DENVER (KDVR) — Miller moths are swarming through the Front Range as they migrate to the mountains in search of food, pollinating plants along the way.
They fly at night, mostly in the early evening, when they are seen circling around lamps and fluttering toward lights. But where do the miller moths go during the day?
Miller moths are nocturnal and usually like to find dark places to rest during the day, according to experts at the Butterfly Pavilion. They said the moths might be spotted during the day because they may not be in a place where they feel comfortable enough to rest.
Whitney Cranshaw, an entomology professor at Colorado State University, told FOX31 that this particular moth “commonly finds cover in crevices, which may include locations such as along window molding, doors, areas of vehicles.”
In their search for a dark resting place they sometimes end up in buildings and vehicles, but Cranshaw said he has sometimes seen many sheltering in blue spruce trees.
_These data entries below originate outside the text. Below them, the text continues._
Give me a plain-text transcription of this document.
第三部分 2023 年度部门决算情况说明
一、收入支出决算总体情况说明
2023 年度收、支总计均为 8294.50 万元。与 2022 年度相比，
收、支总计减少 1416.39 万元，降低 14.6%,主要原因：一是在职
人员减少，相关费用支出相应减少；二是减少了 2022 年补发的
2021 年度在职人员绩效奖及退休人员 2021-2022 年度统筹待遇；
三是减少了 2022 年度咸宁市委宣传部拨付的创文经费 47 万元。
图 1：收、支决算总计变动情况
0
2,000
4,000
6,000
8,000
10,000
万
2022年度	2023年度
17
“Many also spend the day in within trees/shrubs with dense vegetation that allows them to be sheltered and in dark,” Cranshaw said.
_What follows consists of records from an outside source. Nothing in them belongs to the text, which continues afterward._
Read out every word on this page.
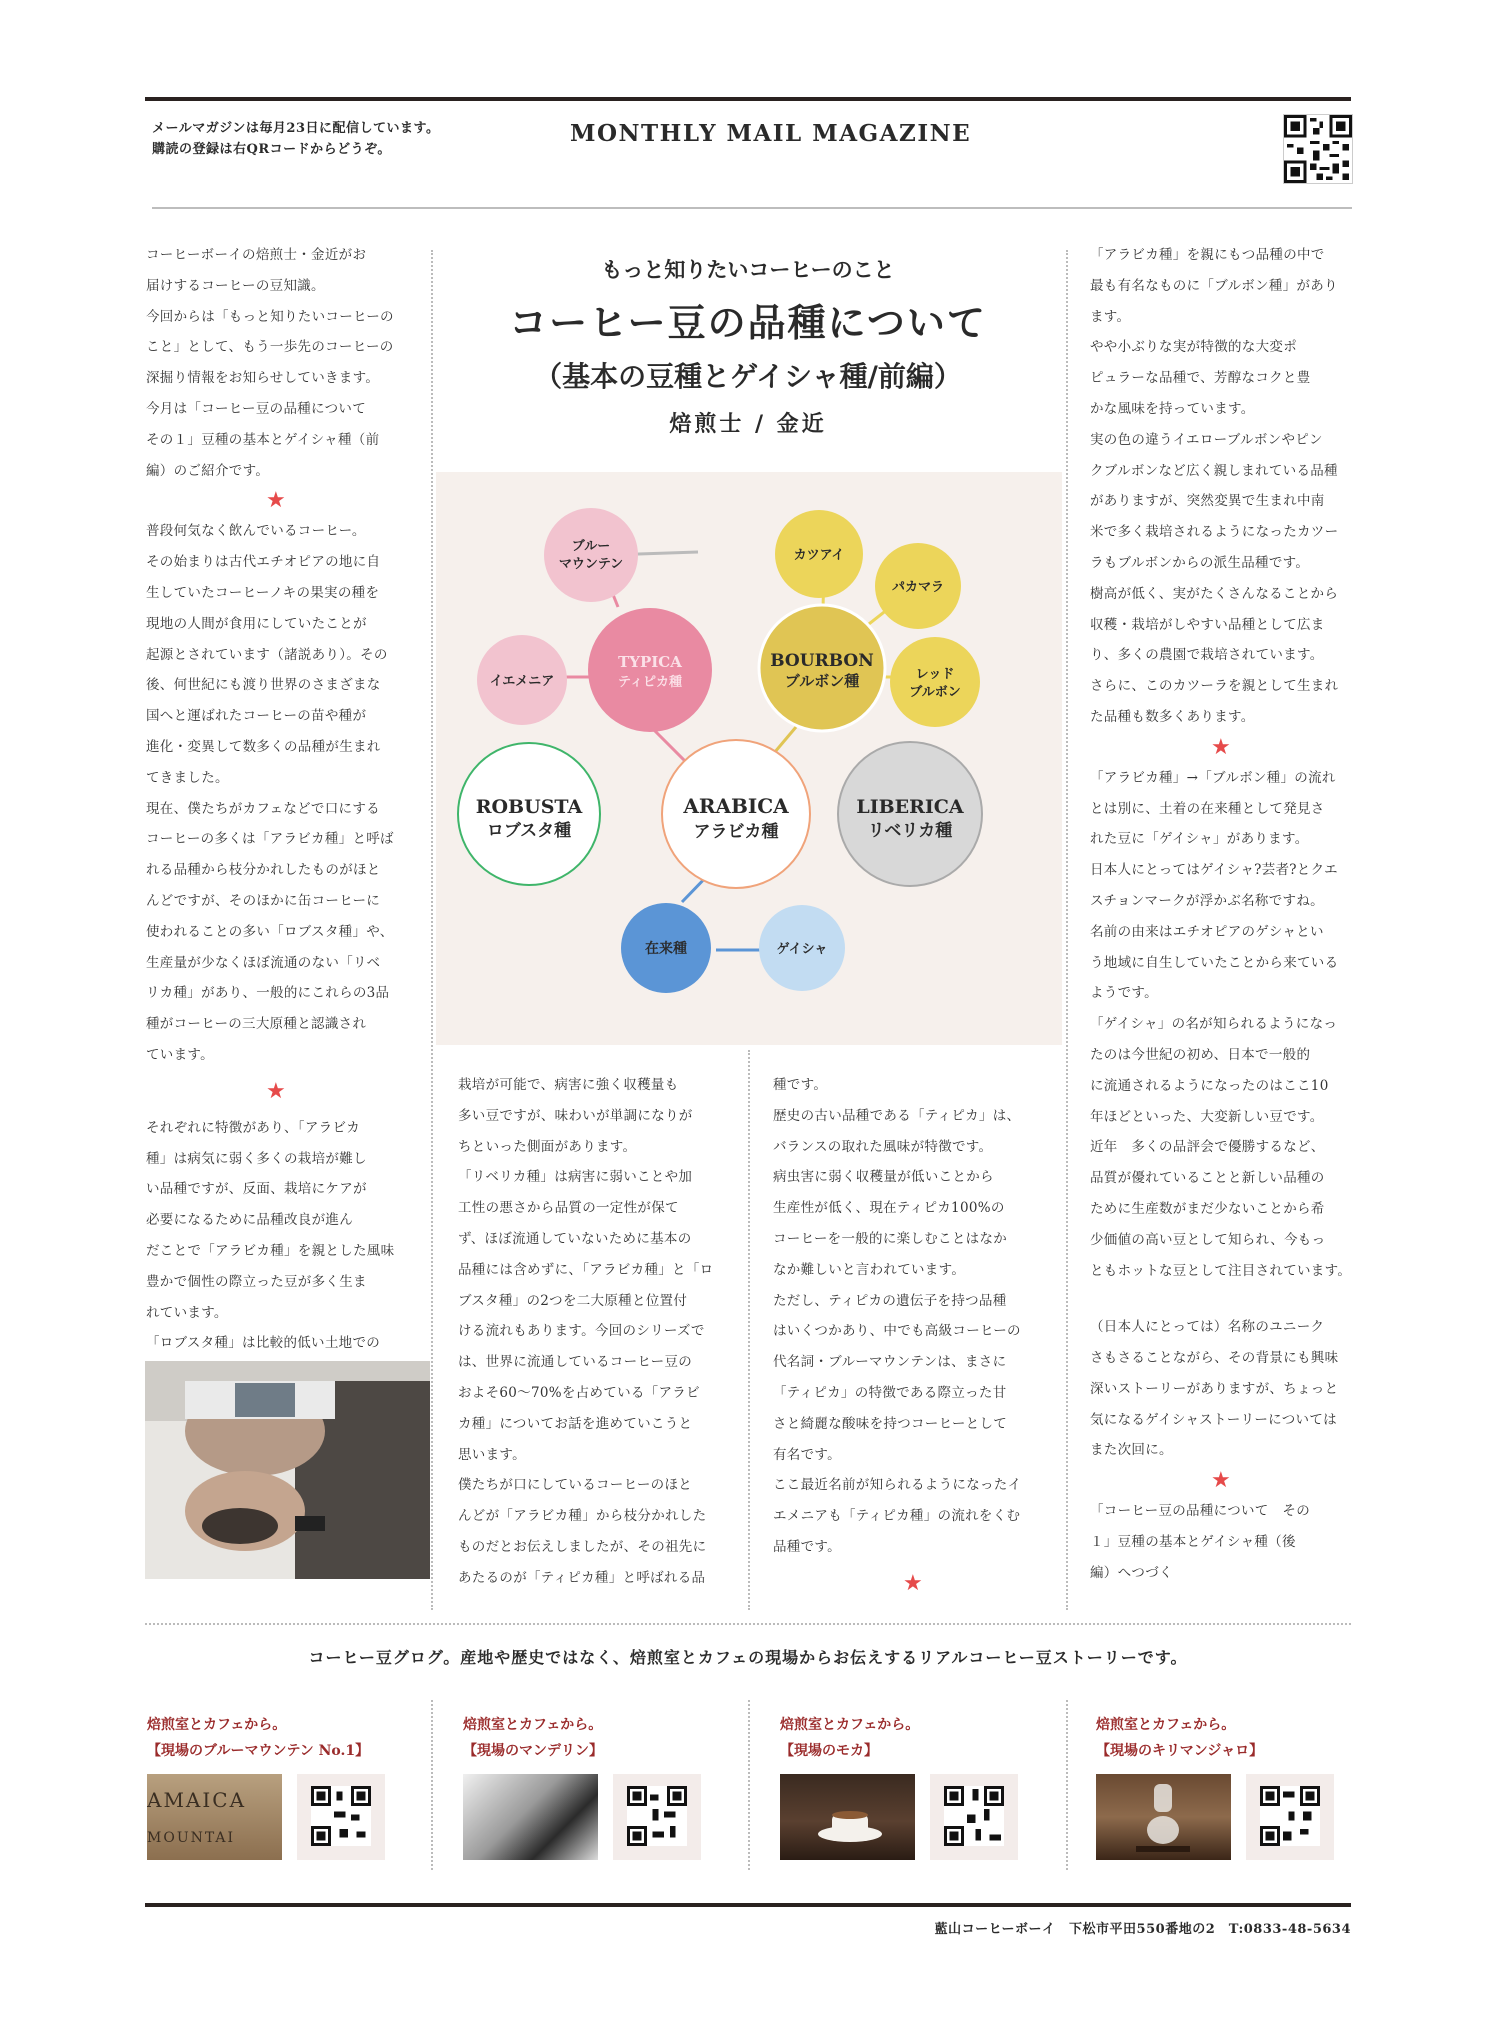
メールマガジンは毎月23日に配信しています。
購読の登録は右QRコードからどうぞ。
MONTHLY MAIL MAGAZINE

コーヒーボーイの焙煎士・金近がお

届けするコーヒーの豆知識。

今回からは「もっと知りたいコーヒーの

こと」として、もう一歩先のコーヒーの

深掘り情報をお知らせしていきます。

今月は「コーヒー豆の品種について

その１」豆種の基本とゲイシャ種（前

編）のご紹介です。

★

普段何気なく飲んでいるコーヒー。

その始まりは古代エチオピアの地に自

生していたコーヒーノキの果実の種を

現地の人間が食用にしていたことが

起源とされています（諸説あり）。その

後、何世紀にも渡り世界のさまざまな

国へと運ばれたコーヒーの苗や種が

進化・変異して数多くの品種が生まれ

てきました。

現在、僕たちがカフェなどで口にする

コーヒーの多くは「アラビカ種」と呼ば

れる品種から枝分かれしたものがほと

んどですが、そのほかに缶コーヒーに

使われることの多い「ロブスタ種」や、

生産量が少なくほぼ流通のない「リベ

リカ種」があり、一般的にこれらの3品

種がコーヒーの三大原種と認識され

ています。

★

それぞれに特徴があり、「アラビカ

種」は病気に弱く多くの栽培が難し

い品種ですが、反面、栽培にケアが

必要になるために品種改良が進ん

だことで「アラビカ種」を親とした風味

豊かで個性の際立った豆が多く生ま

れています。

「ロブスタ種」は比較的低い土地での

もっと知りたいコーヒーのこと
コーヒー豆の品種について
（基本の豆種とゲイシャ種/前編）
焙煎士 / 金近
ブルー
マウンテン
カツアイ
パカマラ
TYPICA
ティピカ種
イエメニア
BOURBON
ブルボン種	レッド
ブルボン
ROBUSTA
ロブスタ種
ARABICA
アラビカ種
LIBERICA
リベリカ種
在来種	ゲイシャ

栽培が可能で、病害に強く収穫量も

多い豆ですが、味わいが単調になりが

ちといった側面があります。

「リベリカ種」は病害に弱いことや加

工性の悪さから品質の一定性が保て

ず、ほぼ流通していないために基本の

品種には含めずに、「アラビカ種」と「ロ

ブスタ種」の2つを二大原種と位置付

ける流れもあります。今回のシリーズで

は、世界に流通しているコーヒー豆の

およそ60〜70%を占めている「アラビ

カ種」についてお話を進めていこうと

思います。

僕たちが口にしているコーヒーのほと

んどが「アラビカ種」から枝分かれした

ものだとお伝えしましたが、その祖先に

あたるのが「ティピカ種」と呼ばれる品

種です。

歴史の古い品種である「ティピカ」は、

バランスの取れた風味が特徴です。

病虫害に弱く収穫量が低いことから

生産性が低く、現在ティピカ100%の

コーヒーを一般的に楽しむことはなか

なか難しいと言われています。

ただし、ティピカの遺伝子を持つ品種

はいくつかあり、中でも高級コーヒーの

代名詞・ブルーマウンテンは、まさに

「ティピカ」の特徴である際立った甘

さと綺麗な酸味を持つコーヒーとして

有名です。

ここ最近名前が知られるようになったイ

エメニアも「ティピカ種」の流れをくむ

品種です。

★

「アラビカ種」を親にもつ品種の中で

最も有名なものに「ブルボン種」があり

ます。

やや小ぶりな実が特徴的な大変ポ

ピュラーな品種で、芳醇なコクと豊

かな風味を持っています。

実の色の違うイエローブルボンやピン

クブルボンなど広く親しまれている品種

がありますが、突然変異で生まれ中南

米で多く栽培されるようになったカツー

ラもブルボンからの派生品種です。

樹高が低く、実がたくさんなることから

収穫・栽培がしやすい品種として広ま

り、多くの農園で栽培されています。

さらに、このカツーラを親として生まれ

た品種も数多くあります。

★

「アラビカ種」→「ブルボン種」の流れ

とは別に、土着の在来種として発見さ

れた豆に「ゲイシャ」があります。

日本人にとってはゲイシャ?芸者?とクエ

スチョンマークが浮かぶ名称ですね。

名前の由来はエチオピアのゲシャとい

う地域に自生していたことから来ている

ようです。

「ゲイシャ」の名が知られるようになっ

たのは今世紀の初め、日本で一般的

に流通されるようになったのはここ10

年ほどといった、大変新しい豆です。

近年　多くの品評会で優勝するなど、

品質が優れていることと新しい品種の

ために生産数がまだ少ないことから希

少価値の高い豆として知られ、今もっ

ともホットな豆として注目されています。

（日本人にとっては）名称のユニーク

さもさることながら、その背景にも興味

深いストーリーがありますが、ちょっと

気になるゲイシャストーリーについては

また次回に。

★

「コーヒー豆の品種について　その

１」豆種の基本とゲイシャ種（後

編）へつづく

コーヒー豆グログ。産地や歴史ではなく、焙煎室とカフェの現場からお伝えするリアルコーヒー豆ストーリーです。
焙煎室とカフェから。
【現場のブルーマウンテン No.1】
AMAICA
MOUNTAI
焙煎室とカフェから。
【現場のマンデリン】
焙煎室とカフェから。
【現場のモカ】
焙煎室とカフェから。
【現場のキリマンジャロ】
藍山コーヒーボーイ　下松市平田550番地の2　T:0833-48-5634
While they can be a nuisance in your home or car, they are important to the environment as pollinators and as a food source.
Mary Ann Colley, the chief operating officer at the Butterfly Pavillion in Westminster, said the moths are pollinating plants and flowers while they seek out food, but also serve as a food source for birds and bears.
Colley recommends turning off exterior lights and closing curtains at night to keep them from coming inside while letting them live to do their work pollinating.